Stem cell research & therapy 2016 Oct 287(1) 158
Although endothelial progenitor cells (EPCs) contribute to wound repair by promoting neovascularization, the mechanism of EPC-mediated wound healing remains poorly understood due to the lack of pivotal molecular targets of dermal wound repair.
METHODS AND RESULTS
We found that genetic targeting of the Lnk gene in EPCs dramatically enhances the vasculogenic potential including cell proliferation, migration, and tubule-like formation as well as accelerates in vivo wound healing, with a reduction in fibrotic tissue and improved neovascularization via significant suppression of inflammatory cell recruitment.
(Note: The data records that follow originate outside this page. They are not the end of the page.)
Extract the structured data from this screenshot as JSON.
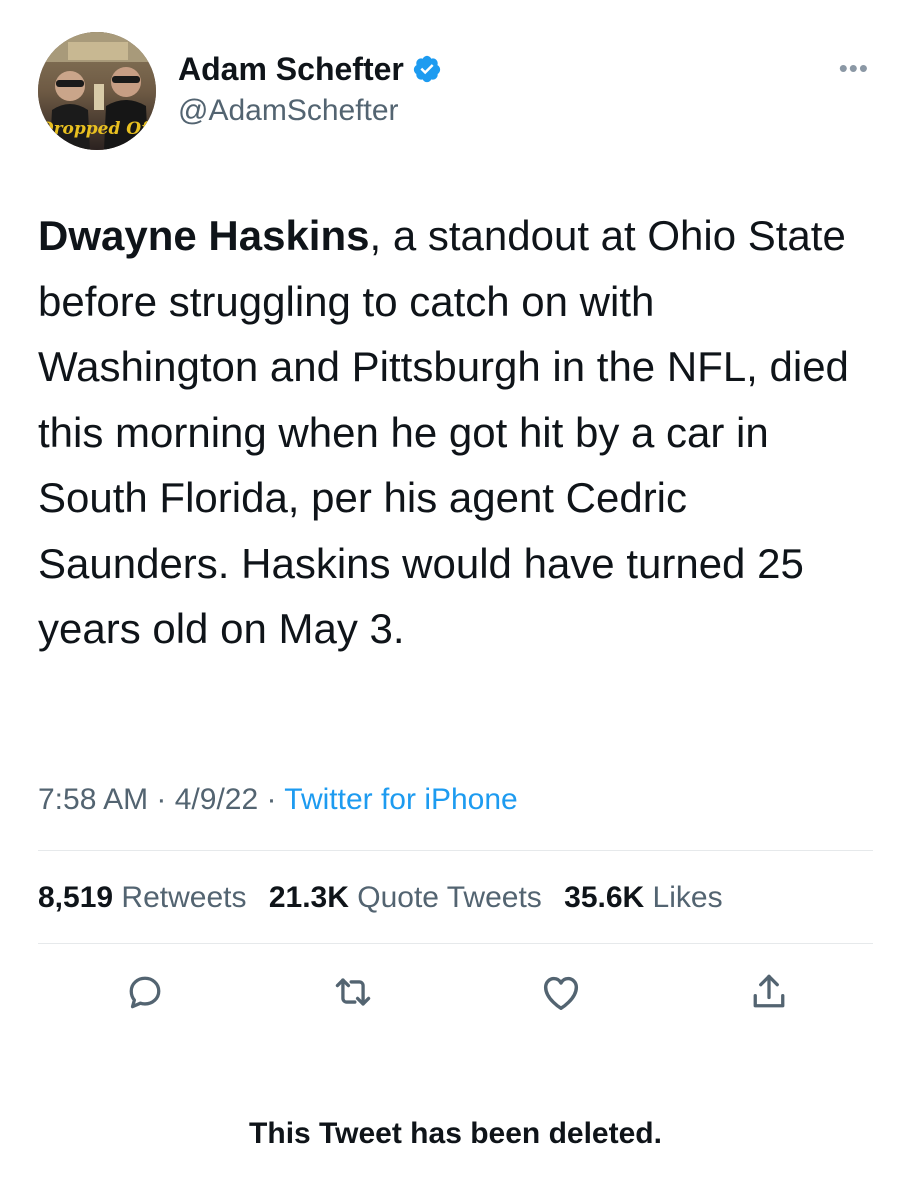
{
  "author": {
    "display_name": "Adam Schefter",
    "handle": "@AdamSchefter",
    "avatar_caption": "Dropped Off",
    "verified_color": "#1d9bf0"
  },
  "more_icon": "more-horizontal-icon",
  "tweet": {
    "bold_lead": "Dwayne Haskins",
    "text_rest": ", a standout at Ohio State before struggling to catch on with Washington and Pittsburgh in the NFL, died this morning when he got hit by a car in South Florida, per his agent Cedric Saunders. Haskins would have turned 25 years old on May 3."
  },
  "meta": {
    "time": "7:58 AM",
    "separator1": " · ",
    "date": "4/9/22",
    "separator2": " · ",
    "source": "Twitter for iPhone"
  },
  "stats": {
    "retweets_count": "8,519",
    "retweets_label": "Retweets",
    "quotes_count": "21.3K",
    "quotes_label": "Quote Tweets",
    "likes_count": "35.6K",
    "likes_label": "Likes"
  },
  "actions": [
    "reply-icon",
    "retweet-icon",
    "like-icon",
    "share-icon"
  ],
  "footer": {
    "deleted_notice": "This Tweet has been deleted."
  },
  "colors": {
    "text": "#0f1419",
    "secondary": "#536471",
    "link": "#1d9bf0",
    "divider": "#e6e9eb"
  }
}
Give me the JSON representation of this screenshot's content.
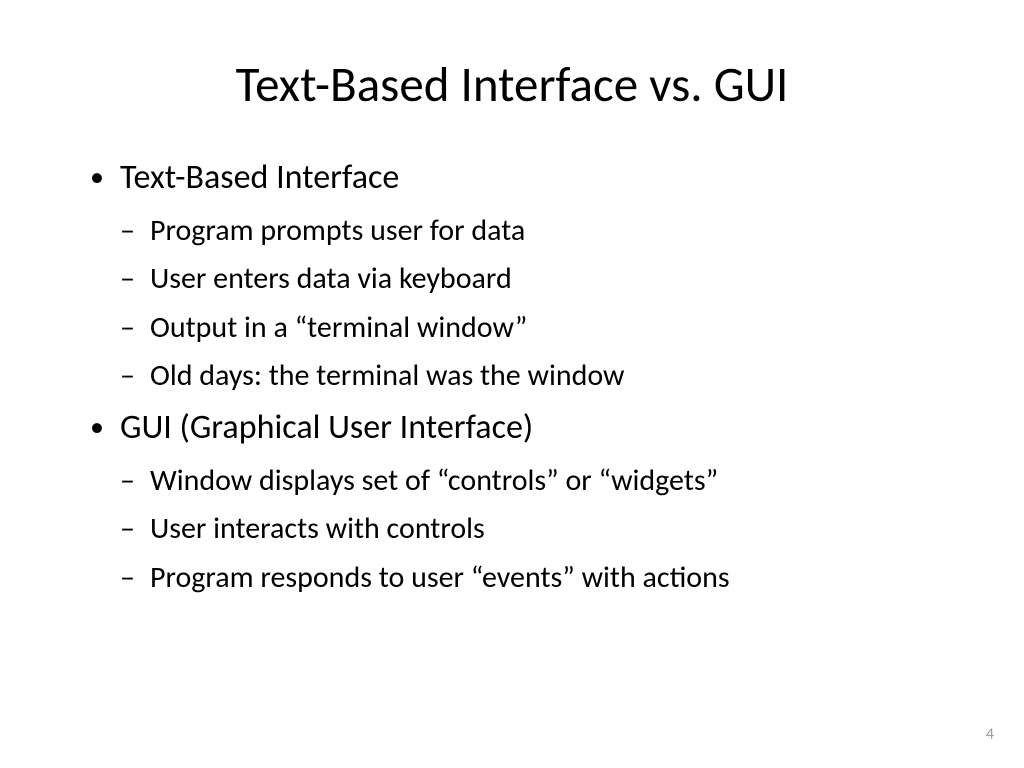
{
  "slide": {
    "title": "Text-Based Interface vs. GUI",
    "bullets": [
      {
        "text": "Text-Based Interface",
        "sub": [
          "Program prompts user for data",
          "User enters data via keyboard",
          "Output in a “terminal window”",
          "Old days: the terminal was the window"
        ]
      },
      {
        "text": "GUI (Graphical User Interface)",
        "sub": [
          "Window displays set of “controls” or “widgets”",
          "User interacts with controls",
          "Program responds to user “events” with actions"
        ]
      }
    ],
    "page_number": "4"
  }
}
When injected into wound sites, Lnk (-/-) EPCs gave rise to a significant number of new vessels, with remarkably increased survival of transplanted cells and decreased recruitment of cytotoxic T cells, macrophages, and neutrophils, but caused activation of fibroblasts in the wound-remodeling phase. Notably, in a mouse model of type I diabetes, transplanted Lnk (-/-) EPCs induced significantly better wound healing than Lnk (+/+) EPCs did.
The specific targeting of Lnk may be a promising EPC-based therapeutic strategy for dermal wound healing via improvement of neovascularization but inhibition of excessive inflammation as well as activation of myofibroblasts during dermal tissue remodeling.